Killings boost Obama's national security credentials
WASHINGTON -- With the killing of another major terrorist leader in Yemen today, President Obama is burnishing his credentials as a strong leader on national security.
The question for his re-election campaign next year is: Will it matter?
It was a Democratic strategist, James Carville, who coined the phrase "It's the economy, stupid" as his candidate, Bill Clinton, took down George H.W. Bush less than two years after Bush led an international coalition against Saddam Hussein.
Today, Democrats freely acknowledge Obama's circumstances are similar. "He's done better in counterterrorism than he has in economics," says former congresswoman Jane Harman, director of the Woodrow Wilson International Center for Scholars.
The economy is dominating the fledgling 2012 presidential race, and Obama is suffering as a result. His job approval rating was 42% in the most recent USA TODAY/Gallup Poll, and it was 39% in today's Gallup tracking poll.
Voters give him his highest grades on combating terrorism — by a 63%-33% margin in a USA TODAY/Gallup Poll in May, after the killing of Osama bin Laden. The results were almost the opposite on the economy: 37% approved, 60% disapproved.
Bin Laden's death briefly boosted the president's overall ratings above 50% in Gallup's polling. That was the highest he had risen since November 2009. But it didn't last long.
No one expects the killing of Anwar al-Awlaki to have even that brief effect. Few Americans had heard of the American-born terrorist, whose teachings influenced U.S. Maj. Nidal Malik Hasan, who killed 13 people at Fort Hood, Texas, in 2009, and Nigerian underwear bomber Umar Farouk Abdulmutallab, who attempted to blow up a plane over Detroit later that year.
The killings even could hurt Obama's re-election if they make Americans feel safer: They could make terrorism less of a concern compared with the economy.
Still, several lawmakers and experts interviewed Friday said the record Obama is building on national security should help him with the two words Americans want most from their president: strong leader.
"People want their president to lead, no matter where they are philosophically," says Rep. C.A. "Dutch" Ruppersberger, D-Md., top Democrat on the House Intelligence Committee. "If you look at his policies, whether you're Republican or Democrat, he's done well in this area. We're safer because of his decisions."
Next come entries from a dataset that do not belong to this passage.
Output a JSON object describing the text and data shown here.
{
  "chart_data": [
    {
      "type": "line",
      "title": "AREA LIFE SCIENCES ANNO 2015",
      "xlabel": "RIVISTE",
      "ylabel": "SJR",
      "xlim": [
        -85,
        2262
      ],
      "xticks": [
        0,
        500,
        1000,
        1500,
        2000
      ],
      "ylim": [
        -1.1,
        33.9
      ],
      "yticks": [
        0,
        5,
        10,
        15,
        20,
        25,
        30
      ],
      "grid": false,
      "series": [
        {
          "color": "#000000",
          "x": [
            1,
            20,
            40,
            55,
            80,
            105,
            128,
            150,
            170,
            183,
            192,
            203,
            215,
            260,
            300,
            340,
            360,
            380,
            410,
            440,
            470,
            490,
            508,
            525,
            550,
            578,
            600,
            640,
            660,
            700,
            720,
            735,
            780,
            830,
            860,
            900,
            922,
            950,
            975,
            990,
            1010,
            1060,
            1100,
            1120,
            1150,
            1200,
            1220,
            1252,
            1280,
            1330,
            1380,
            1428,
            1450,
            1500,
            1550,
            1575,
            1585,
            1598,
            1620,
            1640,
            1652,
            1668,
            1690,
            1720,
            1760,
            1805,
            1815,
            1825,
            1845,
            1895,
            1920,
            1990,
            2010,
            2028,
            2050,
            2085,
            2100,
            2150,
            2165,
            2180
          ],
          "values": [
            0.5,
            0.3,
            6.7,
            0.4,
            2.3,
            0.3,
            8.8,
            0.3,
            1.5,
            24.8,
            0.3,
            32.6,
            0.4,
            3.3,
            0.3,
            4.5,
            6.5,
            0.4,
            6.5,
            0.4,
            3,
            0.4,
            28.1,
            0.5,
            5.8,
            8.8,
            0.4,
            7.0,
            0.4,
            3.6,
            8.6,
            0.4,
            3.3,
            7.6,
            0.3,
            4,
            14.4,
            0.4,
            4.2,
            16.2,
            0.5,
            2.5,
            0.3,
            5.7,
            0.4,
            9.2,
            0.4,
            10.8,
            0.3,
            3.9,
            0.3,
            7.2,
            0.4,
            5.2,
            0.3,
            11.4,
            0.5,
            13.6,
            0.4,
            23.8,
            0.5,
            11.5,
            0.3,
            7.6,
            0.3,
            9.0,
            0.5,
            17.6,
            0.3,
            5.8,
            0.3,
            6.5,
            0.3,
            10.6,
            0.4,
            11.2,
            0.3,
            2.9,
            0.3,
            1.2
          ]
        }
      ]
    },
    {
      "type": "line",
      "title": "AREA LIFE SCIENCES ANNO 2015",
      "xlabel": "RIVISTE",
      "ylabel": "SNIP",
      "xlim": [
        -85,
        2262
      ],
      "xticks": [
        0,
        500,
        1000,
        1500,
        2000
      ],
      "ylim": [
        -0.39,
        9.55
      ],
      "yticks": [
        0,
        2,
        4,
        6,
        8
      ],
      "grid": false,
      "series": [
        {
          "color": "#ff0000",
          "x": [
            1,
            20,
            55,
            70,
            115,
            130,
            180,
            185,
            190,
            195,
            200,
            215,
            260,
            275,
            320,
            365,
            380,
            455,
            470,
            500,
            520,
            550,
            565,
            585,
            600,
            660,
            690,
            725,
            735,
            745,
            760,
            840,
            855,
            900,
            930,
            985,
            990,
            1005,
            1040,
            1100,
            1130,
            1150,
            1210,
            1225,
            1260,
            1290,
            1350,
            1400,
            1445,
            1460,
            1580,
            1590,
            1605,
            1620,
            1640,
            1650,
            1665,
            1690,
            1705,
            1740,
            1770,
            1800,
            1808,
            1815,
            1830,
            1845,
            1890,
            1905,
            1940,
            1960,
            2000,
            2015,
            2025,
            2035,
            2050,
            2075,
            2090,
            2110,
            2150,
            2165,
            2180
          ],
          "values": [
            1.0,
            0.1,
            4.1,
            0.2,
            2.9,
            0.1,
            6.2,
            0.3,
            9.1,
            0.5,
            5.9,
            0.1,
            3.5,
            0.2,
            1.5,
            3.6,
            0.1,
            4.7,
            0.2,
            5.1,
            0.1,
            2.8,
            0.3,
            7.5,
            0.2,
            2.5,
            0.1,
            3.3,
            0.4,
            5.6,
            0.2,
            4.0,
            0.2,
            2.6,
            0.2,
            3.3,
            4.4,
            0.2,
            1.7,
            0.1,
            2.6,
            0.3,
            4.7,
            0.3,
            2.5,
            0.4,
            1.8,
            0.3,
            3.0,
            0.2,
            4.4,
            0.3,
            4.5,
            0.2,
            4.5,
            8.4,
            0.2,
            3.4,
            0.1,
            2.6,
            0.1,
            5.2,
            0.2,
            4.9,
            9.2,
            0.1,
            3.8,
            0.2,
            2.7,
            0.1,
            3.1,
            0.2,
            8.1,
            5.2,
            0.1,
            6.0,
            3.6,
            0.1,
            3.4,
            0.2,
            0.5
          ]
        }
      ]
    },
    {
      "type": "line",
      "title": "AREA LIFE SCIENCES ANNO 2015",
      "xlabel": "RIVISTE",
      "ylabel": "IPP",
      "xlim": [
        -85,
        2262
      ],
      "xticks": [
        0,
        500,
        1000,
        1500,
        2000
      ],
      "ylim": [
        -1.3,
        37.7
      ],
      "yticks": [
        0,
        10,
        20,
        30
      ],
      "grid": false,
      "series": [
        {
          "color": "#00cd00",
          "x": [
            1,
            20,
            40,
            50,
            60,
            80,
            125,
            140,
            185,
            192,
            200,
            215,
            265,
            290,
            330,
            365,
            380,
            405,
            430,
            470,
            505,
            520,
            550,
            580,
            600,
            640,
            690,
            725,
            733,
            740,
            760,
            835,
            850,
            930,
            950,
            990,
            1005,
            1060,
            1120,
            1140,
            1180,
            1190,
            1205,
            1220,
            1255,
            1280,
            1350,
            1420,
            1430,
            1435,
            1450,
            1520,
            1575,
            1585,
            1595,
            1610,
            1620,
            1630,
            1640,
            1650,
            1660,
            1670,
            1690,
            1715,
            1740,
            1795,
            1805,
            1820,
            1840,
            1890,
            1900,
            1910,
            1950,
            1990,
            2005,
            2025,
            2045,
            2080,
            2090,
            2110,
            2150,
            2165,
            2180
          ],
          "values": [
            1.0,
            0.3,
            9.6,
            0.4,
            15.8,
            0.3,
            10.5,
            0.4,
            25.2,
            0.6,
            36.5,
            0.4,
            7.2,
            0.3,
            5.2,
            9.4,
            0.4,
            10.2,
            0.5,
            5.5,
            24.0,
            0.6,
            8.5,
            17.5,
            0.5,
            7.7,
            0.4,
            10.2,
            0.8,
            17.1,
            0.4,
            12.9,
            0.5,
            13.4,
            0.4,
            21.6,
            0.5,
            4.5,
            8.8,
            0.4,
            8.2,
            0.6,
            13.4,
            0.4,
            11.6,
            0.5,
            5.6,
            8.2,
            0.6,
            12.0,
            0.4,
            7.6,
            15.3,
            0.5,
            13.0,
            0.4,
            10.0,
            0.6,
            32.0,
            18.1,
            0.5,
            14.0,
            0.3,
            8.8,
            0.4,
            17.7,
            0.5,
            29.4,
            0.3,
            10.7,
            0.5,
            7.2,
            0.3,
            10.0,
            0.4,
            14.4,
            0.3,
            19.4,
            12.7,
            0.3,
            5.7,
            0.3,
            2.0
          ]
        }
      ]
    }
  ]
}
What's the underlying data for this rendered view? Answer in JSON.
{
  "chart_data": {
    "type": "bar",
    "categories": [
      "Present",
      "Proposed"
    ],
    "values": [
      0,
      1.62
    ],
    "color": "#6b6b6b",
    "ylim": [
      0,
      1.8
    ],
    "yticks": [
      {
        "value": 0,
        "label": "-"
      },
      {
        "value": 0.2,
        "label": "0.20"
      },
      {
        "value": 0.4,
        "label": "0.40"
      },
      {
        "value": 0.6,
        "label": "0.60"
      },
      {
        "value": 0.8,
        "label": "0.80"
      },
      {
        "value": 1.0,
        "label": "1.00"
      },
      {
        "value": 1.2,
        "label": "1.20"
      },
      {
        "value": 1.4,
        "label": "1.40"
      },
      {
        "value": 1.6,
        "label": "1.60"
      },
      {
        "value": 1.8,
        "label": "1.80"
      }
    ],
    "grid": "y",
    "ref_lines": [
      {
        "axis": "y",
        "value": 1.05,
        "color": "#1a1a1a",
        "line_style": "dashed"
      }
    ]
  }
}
Former Democratic congressman Lee Hamilton, who chaired the House Foreign Affairs Committee, said Obama benefits from the improved ability of the U.S. defense and intelligence communities to identify, locate and eliminate terrorist leaders. "It will accrue to the president's benefit, because it does show progress," he said. "This happened on the president's watch, and he deserves credit for that."
Republicans such as House Intelligence Committee Chairman Peter King and former U.S. attorney general Richard Ashcroft credited the president for the latest killing, just as Republicans did after bin Laden's demise. "The president has done the right thing here," Ashcroft said on Fox News.
If nothing else, says Tufts University's Richard Eichenberg, an expert on public opinion and foreign policy, Obama's success removes a perennial Republican argument: that Democrats are weak on national security.
In fact, Eichenberg says, "it has the potential to highlight the lack of experience that the Republicans (running for president) have on national security issues."
Those candidates, in particular former Massachusetts governor Mitt Romney and Texas Gov. Rick Perry, do have experience on economic issues. When the discussion returns to the economy, Harman says, Obama should be able to argue that a safer country will help.
"More homeland attacks in America," she said, "will definitely be bad for business."